I favour developing conversations around breaking down gender barriers in the built environment to provide spaces that are about inclusion.

In many situations that would involve gender-neutral facilities – providing spaces that help new mothers returning to work in terms of health and wellbeing spaces that can double as a private, soundproof breastfeeding/pumping space.

Given Breastfeeding Week, it has been a hot topic whether providing a space like this would assist new mothers to return to the workplace with dignity and a feeling of support.  

We have just run a poll about that and there was overwhelming support for businesses to provide such spaces where possible. So, that is something that we, at Spaceworks, will be more mindful of in our future office designs.

How language impacts design

Have you ever noticed that when describing interiors, the word ‘masculine’ is often used when referring to industrial spaces, dark colours and lots of woodwork?

On the flip side, ‘feminine’ is often the label given to spaces featuring light colours, floral motifs and softer, more pastel shades.

By using these terms, we reinforce gender stereotypes and limit our potential to communicate the design effectively.
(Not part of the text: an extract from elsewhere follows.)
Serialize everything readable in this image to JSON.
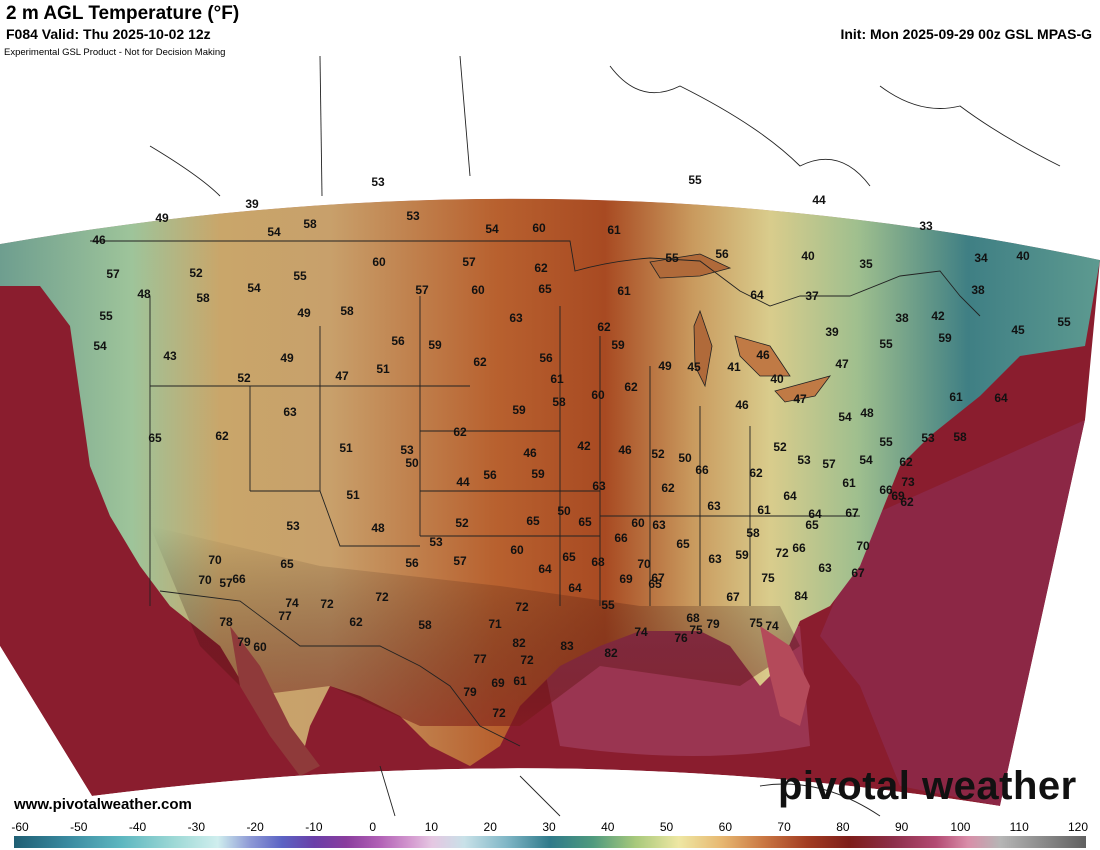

From the moment we are born we are labelled by gender norms and this is not just exclusive to the way we refer to people. Interior design schemes are also often referred to as masculine or feminine.

A space does not have a gender so therefore we should not describe it by gender either.

When a space is labelled as masculine and/or feminine, it’s clear that these terms are based on stereotypes and long-held cultural norms.

I believe we have a responsibility to refer to design in an inclusive manner.

By de-gendering interiors, I challenge us, myself included, to see design as a tool that can include everyone.